Deflated HeteroPCA: Overcoming the curse of ill-conditioning in heteroskedastic PCA
Yuchen Zhou, Yuxin Chen
TL;DR
This work addresses robust subspace estimation for a low-rank matrix under heteroskedastic noise and extreme dimensionality imbalance, where traditional SVD-based methods fail as conditioning worsens. It introduces Deflated-HeteroPCA, which partitions the spectrum into well-conditioned, well-separated blocks and applies HeteroPCA blockwise with deflation to control bias, achieving near-optimal, condition-number-free guarantees in both spectral and entrywise norms.
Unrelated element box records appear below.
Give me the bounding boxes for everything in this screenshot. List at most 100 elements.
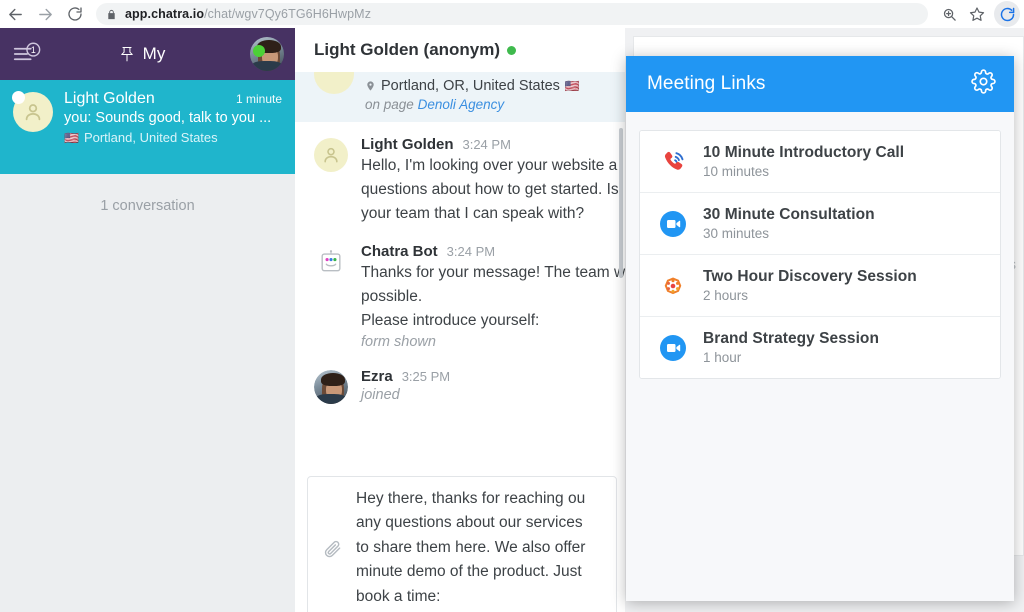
meeting-link-item[interactable]: Two Hour Discovery Session 2 hours <box>640 255 1000 317</box>
left-sidebar: 1 My Light Golden 1 minute you: Sounds g… <box>0 28 295 612</box>
avatar-hair <box>321 373 345 386</box>
composer-line: any questions about our services <box>356 514 583 532</box>
message-avatar <box>314 138 348 172</box>
settings-button[interactable] <box>971 69 996 99</box>
conversation-preview: you: Sounds good, talk to you ... <box>64 110 272 126</box>
conversation-body: Light Golden 1 minute you: Sounds good, … <box>64 90 282 162</box>
conversation-name: Light Golden <box>64 90 155 107</box>
back-button[interactable] <box>0 0 30 28</box>
meeting-link-text: 30 Minute Consultation 30 minutes <box>703 206 875 241</box>
chat-header: Light Golden (anonym) <box>295 28 625 72</box>
forward-button[interactable] <box>30 0 60 28</box>
phone-call-icon <box>658 147 688 177</box>
conversation-list-item[interactable]: Light Golden 1 minute you: Sounds good, … <box>0 80 295 174</box>
visitor-summary-card: Portland, OR, United States 🇺🇸 on page D… <box>295 72 625 122</box>
conversation-location: 🇺🇸 Portland, United States <box>64 130 282 145</box>
message-meta: form shown <box>361 334 436 350</box>
panel-header: Meeting Links <box>626 56 1014 112</box>
reload-icon <box>68 7 82 21</box>
address-bar[interactable]: app.chatra.io/chat/wgv7Qy6TG6H6HwpMz <box>96 3 928 25</box>
message-author: Chatra Bot <box>361 243 438 260</box>
sidebar-title-group[interactable]: My <box>46 44 239 64</box>
message-list: Light Golden 3:24 PM Hello, I'm looking … <box>295 122 625 462</box>
meeting-link-title: 30 Minute Consultation <box>703 206 875 223</box>
bookmark-button[interactable] <box>964 1 990 27</box>
composer-text[interactable]: Hey there, thanks for reaching ou any qu… <box>356 487 585 609</box>
visitor-card-lines: Portland, OR, United States 🇺🇸 on page D… <box>365 76 580 112</box>
sidebar-title: My <box>142 44 166 63</box>
meeting-link-item[interactable]: Brand Strategy Session 1 hour <box>640 317 1000 378</box>
us-flag-icon: 🇺🇸 <box>564 79 580 93</box>
meeting-link-title: 10 Minute Introductory Call <box>703 144 905 161</box>
message-line: questions about how to get started. Is <box>361 181 619 198</box>
meeting-link-duration: 10 minutes <box>703 164 770 179</box>
bot-avatar-icon <box>321 250 341 272</box>
sidebar-header: 1 My <box>0 28 295 80</box>
chat-column: Light Golden (anonym) Portland, OR, Unit… <box>295 28 625 612</box>
hamburger-badge-icon: 1 <box>13 42 41 61</box>
zoom-video-icon <box>658 209 688 239</box>
message-time: 3:25 PM <box>401 369 451 384</box>
visitor-avatar-icon <box>25 104 41 121</box>
conversation-count: 1 conversation <box>100 198 195 214</box>
visitor-online-dot <box>507 45 517 55</box>
message-line: Please introduce yourself: <box>361 312 540 329</box>
gotomeeting-flower-glyph <box>664 277 682 294</box>
browser-toolbar: app.chatra.io/chat/wgv7Qy6TG6H6HwpMz <box>0 0 1024 28</box>
app-root: app.chatra.io/chat/wgv7Qy6TG6H6HwpMz s T… <box>0 0 1024 612</box>
meeting-link-item[interactable]: 10 Minute Introductory Call 10 minutes <box>640 131 1000 193</box>
url-text: app.chatra.io/chat/wgv7Qy6TG6H6HwpMz <box>125 7 371 21</box>
message-line: your team that I can speak with? <box>361 205 585 222</box>
url-host: app.chatra.io <box>125 7 205 21</box>
meeting-link-text: Two Hour Discovery Session 2 hours <box>703 268 917 303</box>
conversation-location-text: Portland, United States <box>83 130 218 145</box>
composer-line: minute demo of the product. Just <box>356 563 582 581</box>
profile-button[interactable] <box>994 1 1020 27</box>
message-author: Ezra <box>361 368 393 385</box>
meeting-link-title: Brand Strategy Session <box>703 330 879 347</box>
phone-call-glyph <box>664 151 684 170</box>
message-line: possible. <box>361 288 423 305</box>
meeting-link-duration: 2 hours <box>703 288 749 303</box>
reload-button[interactable] <box>60 0 90 28</box>
meeting-link-duration: 1 hour <box>703 350 742 365</box>
meeting-link-title: Two Hour Discovery Session <box>703 268 917 285</box>
visitor-location-text: Portland, OR, United States <box>381 78 560 94</box>
message-line: Hello, I'm looking over your website a <box>361 157 618 174</box>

Theoretical results show the method attains minimax-rate-like accuracy without a dependence on the condition number, and practical benefits are demonstrated in factor models and tensor PCA, where initialization followed by HOOI yields improved guarantees. The approach broadens the range of SNRs over which accurate subspace estimation is possible, and numerical experiments corroborate substantial gains over diagonal-deleted PCA, vanilla SVD, and standard HeteroPCA. Overall, Deflated-HeteroPCA provides a principled, scalable solution for ill-conditioned, heteroskedastic settings with meaningful implications for high-dimensional statistics and tensor analysis.
Abstract
This paper is concerned with estimating the column subspace of a low-rank matrix $\boldsymbol{X}^\star \in \mathbb{R}^{n_1\times n_2}$ from contaminated data. How to obtain optimal statistical accuracy while accommodating the widest range of signal-to-noise ratios (SNRs) becomes particularly challenging in the presence of heteroskedastic noise and unbalanced dimensionality (i.e., $n_2\gg n_1$). While the state-of-the-art algorithm $\textsf{HeteroPCA}$ emerges as a powerful solution for solving this problem, it suffers from "the curse of ill-conditioning," namely, its performance degrades as the condition number of $\boldsymbol{X}^\star$ grows. In order to overcome this critical issue without compromising the range of allowable SNRs, we propose a novel algorithm, called $\textsf{Deflated-HeteroPCA}$, that achieves near-optimal and condition-number-free theoretical guarantees in terms of both $\ell_2$ and $\ell_{2,\infty}$ statistical accuracy. The proposed algorithm divides the spectrum of $\boldsymbol{X}^\star$ into well-conditioned and mutually well-separated subblocks, and applies $\textsf{HeteroPCA}$ to conquer each subblock successively. Further, an application of our algorithm and theory to two canonical examples -- the factor model and tensor PCA -- leads to remarkable improvement for each application.